К. ЛАРИНА: Диктаторы... Понятно, что Лужков мало имеет отношения к этому определению. А Путин диктатор?
Э. РАДЗИНСКИЙ: А вот он, я думаю… Дело в том, что, вы понимаете, вы спрашиваете меня в том году, где живет Путин. Это очень сложно. Дело в том, что диктатура, как учил нас один человек, появляется, как правило, из корня, называемого народным представительством, писал этот человек. Первое время диктатор, он доброжелателен, он общается со всеми, но постепенно понятно, что люди, которые способствуют его возвышению, уже не одобряют его, он вынужден будет их уничтожать, и будет делать это до тех пор, пока у него не останется уже ни друзей, ни врагов. Это сказано. Сказано не совсем недавно, а сказано 2,5 тысячи лет назад Платоном. Если вы думаете, что с тех пор что-то изменилось, была целая череда разного рода людей, которые решили делать твердую власть. Это не значит, что каждый, кто делает твердую власть, резкую, он уже диктатор. Вы понимаете, это разные калибры и разные последствия. Поэтому последствия властности Путина, они будут дальше нами исследованы. То есть что вышло в результате – просто ли укрепление вертикали власти или конец совести в стране? Это дальше будет все, понимаете?
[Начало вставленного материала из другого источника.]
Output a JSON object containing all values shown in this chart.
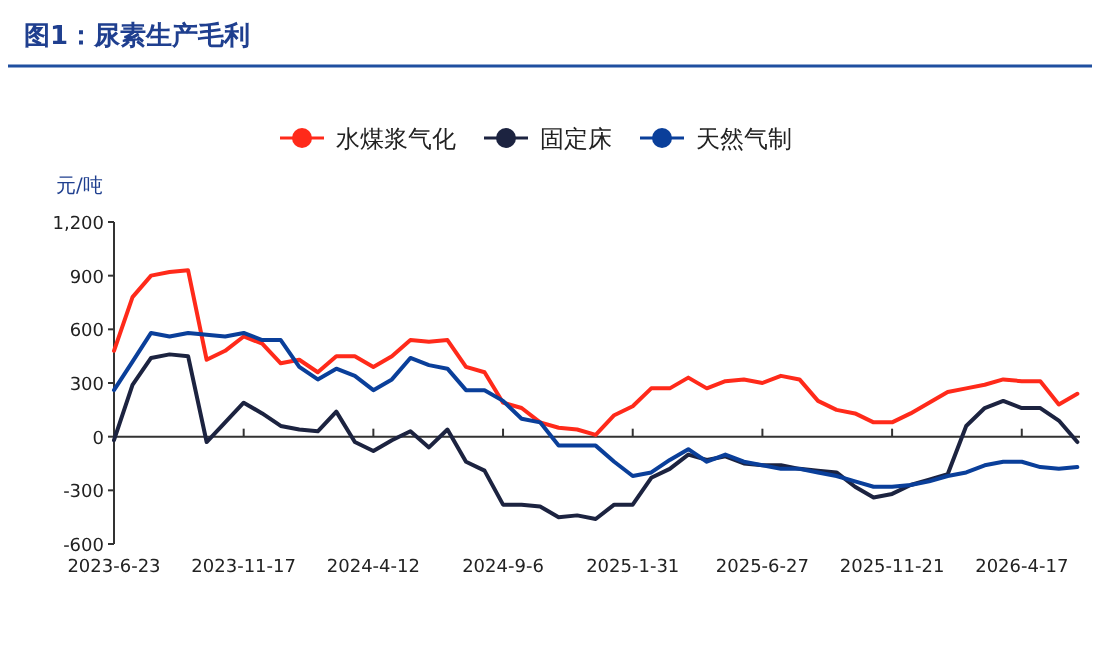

Это не сегодня.
Вы понимаете, интеллигенция, она… я же глух. Сразу вам объясню, я не выписываю газет, я их не читаю. Потому что зачем мне читать сегодняшнюю газету, когда я прочту газету, которую издавал, предположим, тот же Ришелье и все там найду про сегодняшний день?
Это не понятно. Ну почему мне еще куда-то трудиться? Кроме того, там будут фамилии, которые мне приятны – госпожа де Савиньи там появится впоследствии, она еще не родилась. Но потом уже родилась, во времена Людовика XIV она… Мольер. Ну мне приятнее, предположим, чем…
К. ЛАРИНА: Грызлов, Володин и Морозов.
Э. РАДЗИНСКИЙ: Мы не обижаем. Но, скажем, депутат Ж. или депутат З., они меня меньше интересуют. Поэтому как они будут себя вести, я знаю.
К. ЛАРИНА: Ну вы же знаете, чем все кончится, тогда.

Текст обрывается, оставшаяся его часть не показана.